Depuis janvier 2026, Deezer utilise un outil interne capable d’analyser directement le signal sonore des morceaux pour repérer les « signatures » laissées par des générateurs comme Suno ou Udio. La plateforme revendique une précision de détection de 99,8 % et affiche désormais une étiquette visible sur les fiches des titres concernés, au même endroit que les mentions « Explicit » ou « Dolby Atmos ». Cette approche technique permet de qualifier le contenu lui-même, indépendamment de ce que déclare l’artiste ou son label.

Spotify préfère étiqueter l’identité de l’artiste

Spotify a choisi une autre voie avec son futur badge « AI Persona ». La déclaration volontaire des artistes a débuté le 11 août 2026 via l’espace Spotify for Artists, avant un déploiement du badge à l’ensemble de la plateforme mi-septembre.
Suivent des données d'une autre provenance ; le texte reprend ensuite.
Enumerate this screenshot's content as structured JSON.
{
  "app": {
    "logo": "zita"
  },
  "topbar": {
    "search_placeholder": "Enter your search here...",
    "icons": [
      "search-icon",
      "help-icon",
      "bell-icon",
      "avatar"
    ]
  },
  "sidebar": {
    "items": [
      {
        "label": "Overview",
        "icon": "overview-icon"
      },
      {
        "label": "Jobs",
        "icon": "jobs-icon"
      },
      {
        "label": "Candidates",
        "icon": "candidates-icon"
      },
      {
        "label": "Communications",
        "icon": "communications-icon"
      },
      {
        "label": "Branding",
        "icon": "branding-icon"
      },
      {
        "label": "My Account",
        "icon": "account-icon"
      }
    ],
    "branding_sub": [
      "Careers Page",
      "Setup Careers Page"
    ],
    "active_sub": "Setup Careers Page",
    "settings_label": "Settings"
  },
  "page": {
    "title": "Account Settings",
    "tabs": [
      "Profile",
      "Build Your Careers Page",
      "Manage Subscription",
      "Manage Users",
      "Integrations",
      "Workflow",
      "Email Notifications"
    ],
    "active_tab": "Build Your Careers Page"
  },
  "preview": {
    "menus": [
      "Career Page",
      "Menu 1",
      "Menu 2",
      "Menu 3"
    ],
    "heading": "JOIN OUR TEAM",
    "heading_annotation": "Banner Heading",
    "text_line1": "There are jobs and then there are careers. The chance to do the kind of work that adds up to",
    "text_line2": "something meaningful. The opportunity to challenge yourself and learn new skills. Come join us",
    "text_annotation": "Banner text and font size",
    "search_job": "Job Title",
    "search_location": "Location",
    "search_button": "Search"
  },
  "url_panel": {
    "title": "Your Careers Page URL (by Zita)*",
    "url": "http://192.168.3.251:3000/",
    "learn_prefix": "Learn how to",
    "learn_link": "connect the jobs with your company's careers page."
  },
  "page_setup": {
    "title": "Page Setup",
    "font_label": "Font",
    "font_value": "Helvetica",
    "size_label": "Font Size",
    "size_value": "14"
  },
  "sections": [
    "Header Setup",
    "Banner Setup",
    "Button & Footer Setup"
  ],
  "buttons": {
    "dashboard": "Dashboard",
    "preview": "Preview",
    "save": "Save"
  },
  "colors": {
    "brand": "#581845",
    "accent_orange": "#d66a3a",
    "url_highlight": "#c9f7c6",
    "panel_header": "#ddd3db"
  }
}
Une équipe interne examine également les profils à forte audience pour repérer les identités « qui semblent représenter des identités photoréalistes générées par IA », avant d’élargir progressivement les vérifications. Le badge apparaîtra sur la bannière du profil, dans les résultats de recherche et dans les listes de lecture.

Contrairement à l’outil de Deezer, ce badge ne juge pas l’origine de la musique mais celle de l’artiste : un « persona » virtuel utilisant des morceaux composés par des humains sera tout de même étiqueté, tandis qu’un artiste bien réel ayant recours à l’IA pour certains éléments de production pourra y échapper s’il le signale via les crédits IA de la plateforme. Autre conséquence concrète : les comptes labellisés « AI Persona » seront exclus des recommandations et playlists automatiques par défaut.

Un cadre commun encore volontaire

En toile de fond, une coalition regroupant l’IFPI, la RIAA, A2IM, WIN, IMPALA, les Grammys, SAG-AFTRA et la Human Artistry Campaign a dévoilé le 10 juillet 2026 un cadre commun distinguant deux catégories : les morceaux « AI-Generated », où l’essentiel des éléments créatifs vient de l’IA, et les morceaux « AI-Assisted », où des humains restent aux commandes de la voix et des instruments avec une simple assistance technique de l’IA. Ce label reste pour l’instant purement déclaratif et volontaire : aucune obligation réglementaire n’existe à ce jour, ni en France ni ailleurs en Europe, pour vérifier ou sanctionner les déclarations erronées.

Pour les internautes curieux des coulisses du secteur high-tech, cette bataille de l’étiquetage illustre une tendance plus large du web : celle où les plateformes doivent inventer, dans l’urgence, des outils de transparence face à des contenus générés en masse. Un enjeu qui dépasse la musique et concerne aussi d’autres usages du smartphone au quotidien.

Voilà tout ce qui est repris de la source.